Does a torch.utils.data.Dataset worker initiate fetching when its iterator is called? __iter__? __next__? Once the DataLoader collates the batch, does the worker automatically start pulling the next one or does it wait idly until the iterator is called again?

TLDR: At what point does it fetch? What triggers the fetch?

The workers should start loading the data once the iterator is created and preload the prefetch_factor*num_workers batches. Afterwards each next call will consume a batch and let the corresponding worker load the next batch.
Here is a small example showing this behavior:

class MyDataset(Dataset):
    def __init__(self):
        self.data = torch.randn(512, 1)
        
    def __getitem__(self, idx):
        worker_info = torch.utils.data.get_worker_info()
        print("loading idx {} from worker {}".format(
            idx, worker_info.id))
        x = self.data[idx]
        return x
    
    def __len__(self):
        return len(self.data)


dataset = MyDataset()
loader = DataLoader(dataset, num_workers=8, batch_size=2)
loader_iter = iter(loader) # preloading starts here
# with the default prefetch_factor of 2, 2*num_workers=16 batches will be preloaded
# the max index printed by __getitem__ is thus 31 (16*batch_size=32 samples loaded)

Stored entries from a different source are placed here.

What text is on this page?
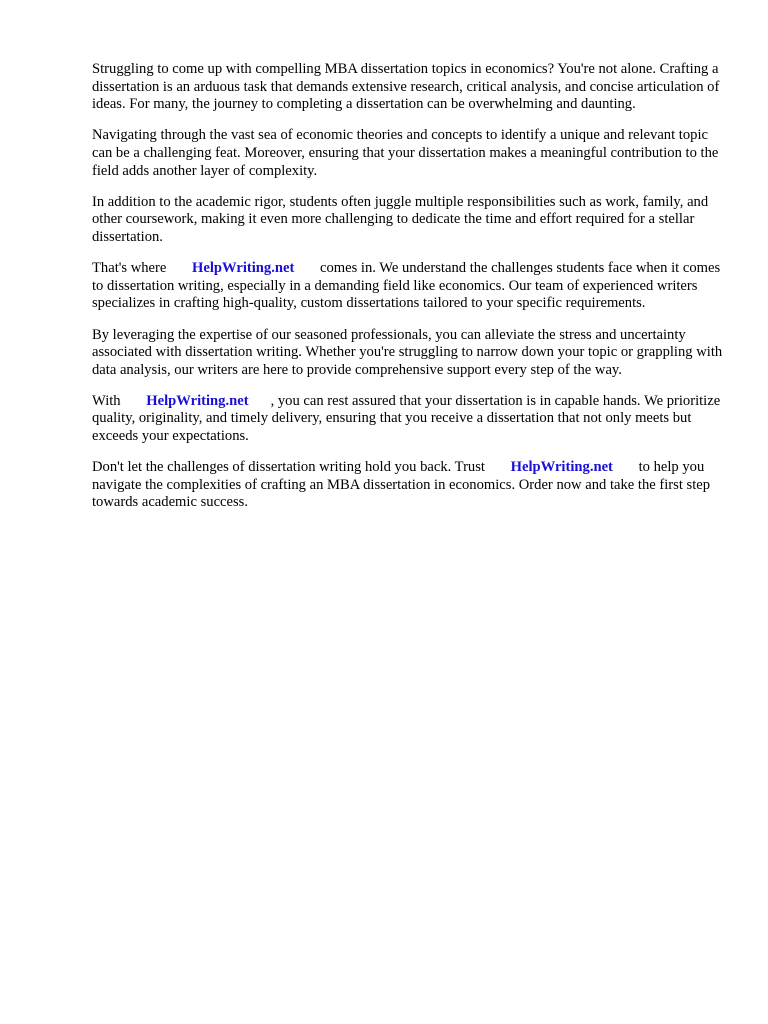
Struggling to come up with compelling MBA dissertation topics in economics? You're not alone. Crafting a dissertation is an arduous task that demands extensive research, critical analysis, and concise articulation of ideas. For many, the journey to completing a dissertation can be overwhelming and daunting.

Navigating through the vast sea of economic theories and concepts to identify a unique and relevant topic can be a challenging feat. Moreover, ensuring that your dissertation makes a meaningful contribution to the field adds another layer of complexity.

In addition to the academic rigor, students often juggle multiple responsibilities such as work, family, and other coursework, making it even more challenging to dedicate the time and effort required for a stellar dissertation.

That's where HelpWriting.net comes in. We understand the challenges students face when it comes to dissertation writing, especially in a demanding field like economics. Our team of experienced writers specializes in crafting high-quality, custom dissertations tailored to your specific requirements.

By leveraging the expertise of our seasoned professionals, you can alleviate the stress and uncertainty associated with dissertation writing. Whether you're struggling to narrow down your topic or grappling with data analysis, our writers are here to provide comprehensive support every step of the way.

With HelpWriting.net , you can rest assured that your dissertation is in capable hands. We prioritize quality, originality, and timely delivery, ensuring that you receive a dissertation that not only meets but exceeds your expectations.

Don't let the challenges of dissertation writing hold you back. Trust HelpWriting.net to help you navigate the complexities of crafting an MBA dissertation in economics. Order now and take the first step towards academic success.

data = next(loader_iter) # this will consume a batch and preload the next one from a single worker to fill the queue
# batch_size=2 new samples should be loaded
4 Likes

One more question while you’re here…

Suppose one of the workers modifies their own data instance:

class MyDataset(Dataset):
    def __init__(self):
        self.data = torch.randn(512, 1)
        
    def __getitem__(self, idx):
        worker_info = torch.utils.data.get_worker_info()
        if worker_info.id == 2:
            self.data[7, :] = 5  
        x = self.data[idx]
        return x
    
    def __len__(self):
        return len(self.data)

Now from outside the worker, is there a way for me to get that worker’s version of the data? As in:

loader = DataLoader(dataset, num_workers=8, batch_size=2)
data_from_worker = loader.get_worker(id=2).data

Is this possible?

I’m not aware of a mechanism to access the workers directly besides their information in the Dataset.

Thanks for the answer above. I wanted to know where exactly in the dataloader.py “the next call would consume the current batch and load the next batch” ?

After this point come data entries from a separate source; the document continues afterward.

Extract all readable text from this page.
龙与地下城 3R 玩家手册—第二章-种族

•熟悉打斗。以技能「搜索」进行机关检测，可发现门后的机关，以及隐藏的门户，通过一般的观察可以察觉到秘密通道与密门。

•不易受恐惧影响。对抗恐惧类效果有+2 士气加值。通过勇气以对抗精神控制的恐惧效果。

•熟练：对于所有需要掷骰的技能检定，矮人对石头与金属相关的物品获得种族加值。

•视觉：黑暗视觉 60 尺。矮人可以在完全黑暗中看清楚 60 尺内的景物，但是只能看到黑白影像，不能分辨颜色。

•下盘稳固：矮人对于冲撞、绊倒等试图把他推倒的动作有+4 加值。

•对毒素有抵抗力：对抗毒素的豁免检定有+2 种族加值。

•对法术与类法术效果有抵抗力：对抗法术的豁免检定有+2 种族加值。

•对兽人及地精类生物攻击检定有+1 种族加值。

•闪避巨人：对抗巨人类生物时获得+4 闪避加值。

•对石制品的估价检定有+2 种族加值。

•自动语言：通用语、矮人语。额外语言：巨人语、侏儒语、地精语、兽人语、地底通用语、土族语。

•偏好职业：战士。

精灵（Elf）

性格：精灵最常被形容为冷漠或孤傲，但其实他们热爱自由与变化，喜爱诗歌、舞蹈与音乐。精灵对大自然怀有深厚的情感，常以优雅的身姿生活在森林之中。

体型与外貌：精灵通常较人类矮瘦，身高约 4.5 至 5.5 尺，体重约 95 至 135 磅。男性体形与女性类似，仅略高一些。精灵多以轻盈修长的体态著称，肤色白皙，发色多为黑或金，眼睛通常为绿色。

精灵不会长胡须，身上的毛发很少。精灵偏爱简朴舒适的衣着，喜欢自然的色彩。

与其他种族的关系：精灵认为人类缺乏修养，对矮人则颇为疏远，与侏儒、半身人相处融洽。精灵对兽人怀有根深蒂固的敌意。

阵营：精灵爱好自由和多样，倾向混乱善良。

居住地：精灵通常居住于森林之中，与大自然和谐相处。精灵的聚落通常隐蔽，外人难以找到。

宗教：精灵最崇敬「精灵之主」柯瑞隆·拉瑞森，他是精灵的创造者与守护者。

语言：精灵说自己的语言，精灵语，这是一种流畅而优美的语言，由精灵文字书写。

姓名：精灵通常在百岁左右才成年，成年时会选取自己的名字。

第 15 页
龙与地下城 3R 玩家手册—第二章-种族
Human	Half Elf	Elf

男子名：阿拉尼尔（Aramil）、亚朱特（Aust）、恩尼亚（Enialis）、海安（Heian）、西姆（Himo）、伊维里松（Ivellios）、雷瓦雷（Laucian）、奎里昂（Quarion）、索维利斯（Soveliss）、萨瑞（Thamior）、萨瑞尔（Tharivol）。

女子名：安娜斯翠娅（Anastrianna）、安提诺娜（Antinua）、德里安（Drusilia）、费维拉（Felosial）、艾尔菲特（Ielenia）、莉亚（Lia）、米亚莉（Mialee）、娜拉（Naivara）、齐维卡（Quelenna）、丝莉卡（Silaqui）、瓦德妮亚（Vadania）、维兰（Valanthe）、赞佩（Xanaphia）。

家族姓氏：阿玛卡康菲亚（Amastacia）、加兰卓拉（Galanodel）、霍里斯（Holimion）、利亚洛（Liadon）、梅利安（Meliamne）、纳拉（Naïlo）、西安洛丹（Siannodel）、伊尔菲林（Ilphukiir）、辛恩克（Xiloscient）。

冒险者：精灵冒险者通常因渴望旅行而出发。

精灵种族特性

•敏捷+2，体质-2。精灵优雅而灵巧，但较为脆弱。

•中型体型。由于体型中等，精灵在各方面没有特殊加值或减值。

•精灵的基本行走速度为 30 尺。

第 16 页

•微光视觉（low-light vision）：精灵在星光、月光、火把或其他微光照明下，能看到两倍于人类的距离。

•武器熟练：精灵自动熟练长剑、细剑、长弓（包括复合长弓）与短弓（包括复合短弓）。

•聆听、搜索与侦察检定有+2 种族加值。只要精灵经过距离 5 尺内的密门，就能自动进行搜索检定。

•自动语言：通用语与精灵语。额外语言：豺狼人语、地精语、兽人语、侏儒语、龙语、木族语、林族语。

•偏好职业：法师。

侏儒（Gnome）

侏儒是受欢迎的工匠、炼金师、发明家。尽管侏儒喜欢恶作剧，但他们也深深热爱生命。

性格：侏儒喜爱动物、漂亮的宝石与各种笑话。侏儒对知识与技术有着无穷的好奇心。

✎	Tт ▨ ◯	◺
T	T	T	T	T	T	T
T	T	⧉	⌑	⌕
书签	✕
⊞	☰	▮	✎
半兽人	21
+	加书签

As far as I understood, the __next__ function calls the `_next_data.

The _next-data calls the _process_data

and finally, in the process_data method, the try_put_index is being called which fetches the next index from sampler and gets the next active worker and assigns the batch to the worker.
image

On the other hand, for consuming the current index, the worker.py has a line to perform a indexqueue.get that gets the current index from the queue and loads the corresponding batch using fetcher.fetch.

Can you please confirm if I understand this properly ?

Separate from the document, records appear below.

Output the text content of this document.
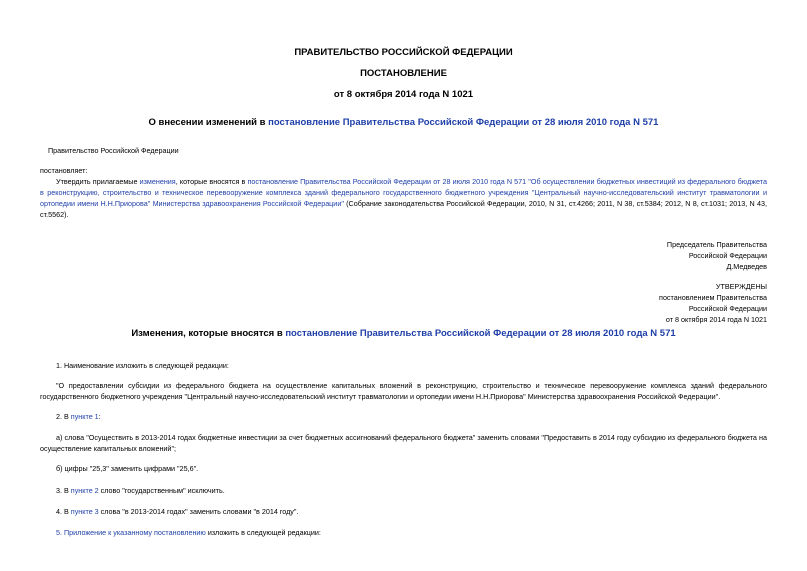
ПРАВИТЕЛЬСТВО РОССИЙСКОЙ ФЕДЕРАЦИИ
ПОСТАНОВЛЕНИЕ
от 8 октября 2014 года N 1021
О внесении изменений в постановление Правительства Российской Федерации от 28 июля 2010 года N 571
Правительство Российской Федерации
постановляет:
Утвердить прилагаемые изменения, которые вносятся в постановление Правительства Российской Федерации от 28 июля 2010 года N 571 "Об осуществлении бюджетных инвестиций из федерального бюджета в реконструкцию, строительство и техническое перевооружение комплекса зданий федерального государственного бюджетного учреждения "Центральный научно-исследовательский институт травматологии и ортопедии имени Н.Н.Приорова" Министерства здравоохранения Российской Федерации" (Собрание законодательства Российской Федерации, 2010, N 31, ст.4266; 2011, N 38, ст.5384; 2012, N 8, ст.1031; 2013, N 43, ст.5562).
Председатель Правительства
Российской Федерации
Д.Медведев
УТВЕРЖДЕНЫ
постановлением Правительства
Российской Федерации
от 8 октября 2014 года N 1021
Изменения, которые вносятся в постановление Правительства Российской Федерации от 28 июля 2010 года N 571
1. Наименование изложить в следующей редакции:
"О предоставлении субсидии из федерального бюджета на осуществление капитальных вложений в реконструкцию, строительство и техническое перевооружение комплекса зданий федерального государственного бюджетного учреждения "Центральный научно-исследовательский институт травматологии и ортопедии имени Н.Н.Приорова" Министерства здравоохранения Российской Федерации".
2. В пункте 1:
а) слова "Осуществить в 2013-2014 годах бюджетные инвестиции за счет бюджетных ассигнований федерального бюджета" заменить словами "Предоставить в 2014 году субсидию из федерального бюджета на осуществление капитальных вложений";
б) цифры "25,3" заменить цифрами "25,6".
3. В пункте 2 слово "государственным" исключить.
4. В пункте 3 слова "в 2013-2014 годах" заменить словами "в 2014 году".
5. Приложение к указанному постановлению изложить в следующей редакции:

The description of the call chain sounds reasonable based on the posted screenshots of the code, but to be sure I would recommend to verify it by either stepping through it with a debugger or by e.g. adding debug print statements to see how the execution is done.
Also related to this thread.

Does this mean that loader_iter = iter(loader) only needs to be called once in a training loop because each time a batch is consumed via the call next(loader_iter), a batch will be pre-loaded to maintain the number of pre-loaded batches?

Yes, that’s right but note that you would need to recreate the iterator once it’s exhausted unless you are setting persistent_workers=True.

1 Like